ABSTRACT: Large, short-run fluctuations in the birth rate have been an important
demographic feature of industrialized, low-fertility populations in
the twentieth century. Since females normally marry men who are two or
three years older than themselves, these fluctuations result in large
imbalances between the size of male and female cohorts who would normally
marry each other. These imbalances must somehow be resolved, either by
a change in traditional patterns of age at marriage or by changes in the
proportions of the population of one sex or the other who ever marry.

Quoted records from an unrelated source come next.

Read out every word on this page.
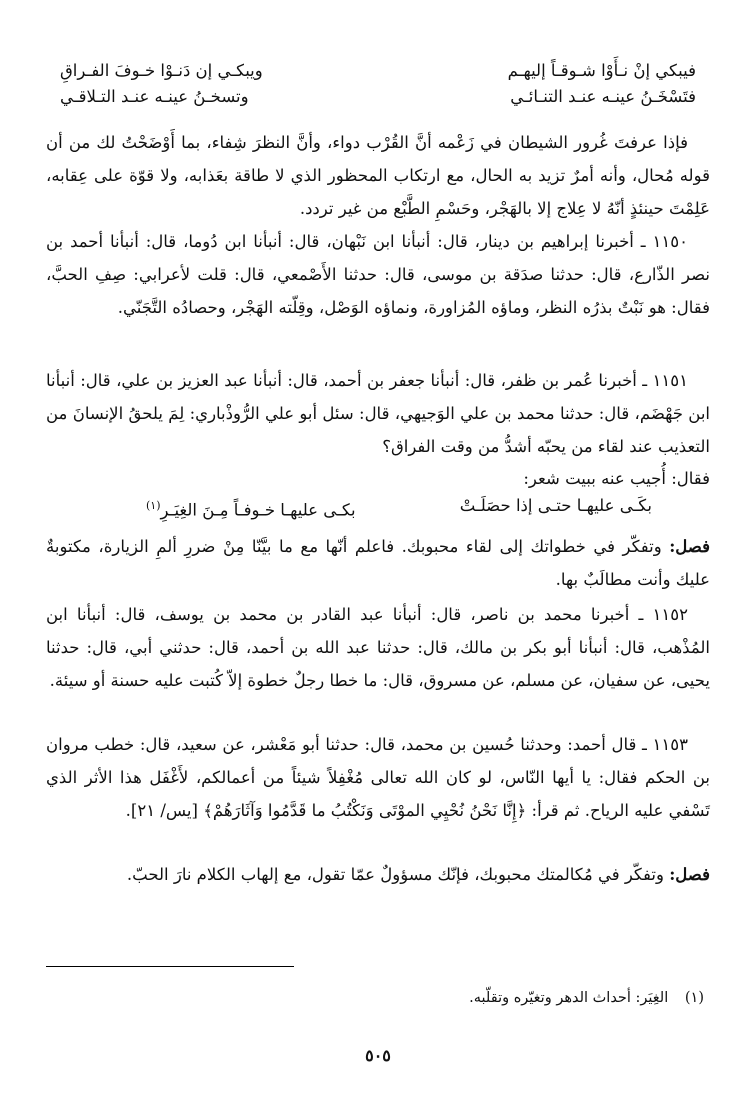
فيبكي إنْ نـأَوْا شـوقـاً إليهـم
ويبكـي إن دَنـوْا خـوفَ الفـراقِ
فتَسْخَـنُ عينـه عنـد التنـائـي
وتسخـنُ عينـه عنـد التـلاقـي

فإذا عرفتَ غُرور الشيطان في زَعْمه أنَّ القُرْب دواء، وأنَّ النظرَ شِفاء، بما أَوْضَحْتُ لك من أن قوله مُحال، وأنه أمرٌ تزيد به الحال، مع ارتكاب المحظور الذي لا طاقة بعَذابه، ولا قوّة على عِقابه، عَلِمْتَ حينئذٍ أنّهُ لا عِلاج إلا بالهَجْر، وحَسْمِ الطَّبْع من غير تردد.

١١٥٠ ـ أخبرنا إبراهيم بن دينار، قال: أنبأنا ابن نَبْهان، قال: أنبأنا ابن دُوما، قال: أنبأنا أحمد بن نصر الذّارع، قال: حدثنا صدَقة بن موسى، قال: حدثنا الأَصْمعي، قال: قلت لأعرابي: صِفِ الحبَّ، فقال: هو نَبْتٌ بذرُه النظر، وماؤه المُزاورة، ونماؤه الوَصْل، وقِلّته الهَجْر، وحصادُه التَّجَنّي.

١١٥١ ـ أخبرنا عُمر بن ظفر، قال: أنبأنا جعفر بن أحمد، قال: أنبأنا عبد العزيز بن علي، قال: أنبأنا ابن جَهْضَم، قال: حدثنا محمد بن علي الوَجيهي، قال: سئل أبو علي الرُّوذْباري: لِمَ يلحقُ الإنسانَ من التعذيب عند لقاء من يحبّه أشدُّ من وقت الفراق؟

فقال: أُجيب عنه ببيت شعر:

بكَـى عليهـا حتـى إذا حصَلَـتْ
بكـى عليهـا خـوفـاً مِـنَ الغِيَـرِ$^{(١)}$

فصل: وتفكّر في خطواتك إلى لقاء محبوبك. فاعلم أنّها مع ما بيَّنّا مِنْ ضررِ ألمِ الزيارة، مكتوبةٌ عليك وأنت مطالَبٌ بها.

١١٥٢ ـ أخبرنا محمد بن ناصر، قال: أنبأنا عبد القادر بن محمد بن يوسف، قال: أنبأنا ابن المُذْهب، قال: أنبأنا أبو بكر بن مالك، قال: حدثنا عبد الله بن أحمد، قال: حدثني أبي، قال: حدثنا يحيى، عن سفيان، عن مسلم، عن مسروق، قال: ما خطا رجلٌ خطوة إلاّ كُتبت عليه حسنة أو سيئة.

١١٥٣ ـ قال أحمد: وحدثنا حُسين بن محمد، قال: حدثنا أبو مَعْشر، عن سعيد، قال: خطب مروان بن الحكم فقال: يا أيها النّاس، لو كان الله تعالى مُغْفِلاً شيئاً من أعمالكم، لأَغْفَل هذا الأثر الذي تَسْفي عليه الرياح. ثم قرأ: ﴿إِنَّا نَحْنُ نُحْيِي الموْتَى وَنَكْتُبُ ما قَدَّمُوا وَآثَارَهُمْ﴾ [يس/ ٢١].

فصل: وتفكّر في مُكالمتك محبوبك، فإنّك مسؤولٌ عمّا تقول، مع إلهاب الكلام نارَ الحبّ.

(١) الغِيَر: أحداث الدهر وتغيّره وتقلّبه.
٥٠٥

Following a suggestion of Becker (1974,1981), we have developed a developed
an implementable general equilibrium model of marriage assignments, which
can be used to predict the way in which marriage patterns adjust to change
in the numbers of males and females in each cohort. This model poses
equilibrium in the marriage market as and application of the {\it linear
programming assignment problem}, which was introduced to economics by
Koopmans and Beckman (1987). For the purposes of this paper, we suppose
that persons of the same sex differ only by the year in which they were
born. Each individual has a preferred age of marriage. Any two people who
marry each other must, of course, marry at the same time. Therefore, the
total payoff to a marriage between any male and female is a function of
the age difference between them. The more their age difference diverges
from the difference between their preferred ages at marriage, the greater
the greater must be the loss of utility to one or both from marrying at an
age that is not ideal. If we posit a particular payoff structure to
marriages as a function of the age of marriage of each partner, then given
the size of each cohort, we can compute the optimal assignment of
marriage partners by cohort. The fit of the predicted assignments from our
model can then be compared with actual marriage patterns.